A cada período de férias, turistas buscam novas e diferenciadas opções de lazer e atividades radicais para diversão. Um levantamento de impacto do Programa Aventura Segura do Ministério do Turismo (MTur), em parceria com a Associação Brasileira das Empresas de Ecoturismo e Turismo de Aventura (Abeta), revelou que, anualmente, cerca de 5,4 milhões de turistas não economizam quando o assunto é entretenimento aliado à adrenalina e atividades ao ar livre. Em 2009, o gasto médio individual foi de R$ 293, contra R$ 112, em 2008. Os serviços são prestados em todo o Brasil por um setor formado por 2.067 empresas que empregam em média 11 mil funcionários, chegando a 18,5 mil na alta temporada. O segmento faturou R$ 515,9 milhões em 2009, superando os R$ 491,5 milhões do ano anterior.

A prática do balonismo, por exemplo, esporte aéreo realizado com um balão de ar quente, desponta nesse mercado, abrindo espaço entre os esportes que integram a categoria do turismo de aventura. De acordo com a Confederação Brasileira de Balonismo (CBB), o setor está em "franca expansão". Em Minas Gerais, a byBrazil Balonismo é a única empresa no estado completamente estruturada para operar voos de balão.

A atuação da empresa se divide em voos turísticos e promocionais. Os balões usados nos vôos turísticos têm capacidade para até oito pessoas. O balonismo a cada dia também ganha muito espaço como ferramenta de Marketing e Comunicação. Os gigantes infláveis participam de eventos promocionais, lançamentos de marcas e produtos, principalmente de construtoras que aproveitam os balões em ações de divulgação por meio de voos cativos, ou seja, presos ao chão.

A demanda cresceu e a byBrazil já adquiriu mais dois balões próprios para ações promocionais e turísticas. Fundada em abril de 2010, com investimento inicial de R$ 400 mil, a empresa aproveitou o embalo do setor para expandir sua atuação em 2011. O crescimento é impulsionado por uma série de fatores.

O diretor Enrico Dias explica que como o balonismo ainda é pouco difundido no Brasil, os voos mexem com o imaginário das pessoas. “É uma novidade, até mesmo, para quem pensa que já passou por outras experiências no ar.
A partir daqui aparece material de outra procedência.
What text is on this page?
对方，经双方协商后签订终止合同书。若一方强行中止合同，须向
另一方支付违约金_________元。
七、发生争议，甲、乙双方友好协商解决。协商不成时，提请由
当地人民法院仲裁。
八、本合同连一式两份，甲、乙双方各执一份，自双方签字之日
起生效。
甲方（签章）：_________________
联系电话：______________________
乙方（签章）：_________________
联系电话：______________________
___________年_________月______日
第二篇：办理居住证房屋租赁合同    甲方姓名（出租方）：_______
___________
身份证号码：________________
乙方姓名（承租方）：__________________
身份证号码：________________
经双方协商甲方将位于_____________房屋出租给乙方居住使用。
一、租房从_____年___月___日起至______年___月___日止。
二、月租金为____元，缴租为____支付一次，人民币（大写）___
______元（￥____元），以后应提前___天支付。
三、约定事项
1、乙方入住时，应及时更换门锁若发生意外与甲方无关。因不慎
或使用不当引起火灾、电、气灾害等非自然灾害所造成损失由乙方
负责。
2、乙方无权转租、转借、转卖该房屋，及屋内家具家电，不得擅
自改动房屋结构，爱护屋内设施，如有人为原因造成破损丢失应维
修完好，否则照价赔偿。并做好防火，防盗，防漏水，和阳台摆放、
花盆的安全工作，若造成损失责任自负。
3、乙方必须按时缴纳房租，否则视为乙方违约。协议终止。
O entretenimento desperta a curiosidade das pessoas e, consequentemente, o interesse em voar, misturando diversão e aventura”, observa.

Em 2011, a byBrazil alçou voos mais altos com a expansão da atuação para o estado do Acre, demandando um investimento também na faixa de R$ 400 mil com a aquisição de equipamentos, contratação e treinamento de funcionários e instalação da infraestrutura exigida pela Agência Nacional de Aviação Civil (ANAC). No ano passado, a empresa promoveu 80 voos turísticos, 40 contratos de publicidade com voos cativos (eventos e ações promocionais), representando um aumento de 200% no faturamento em relação ao ano anterior.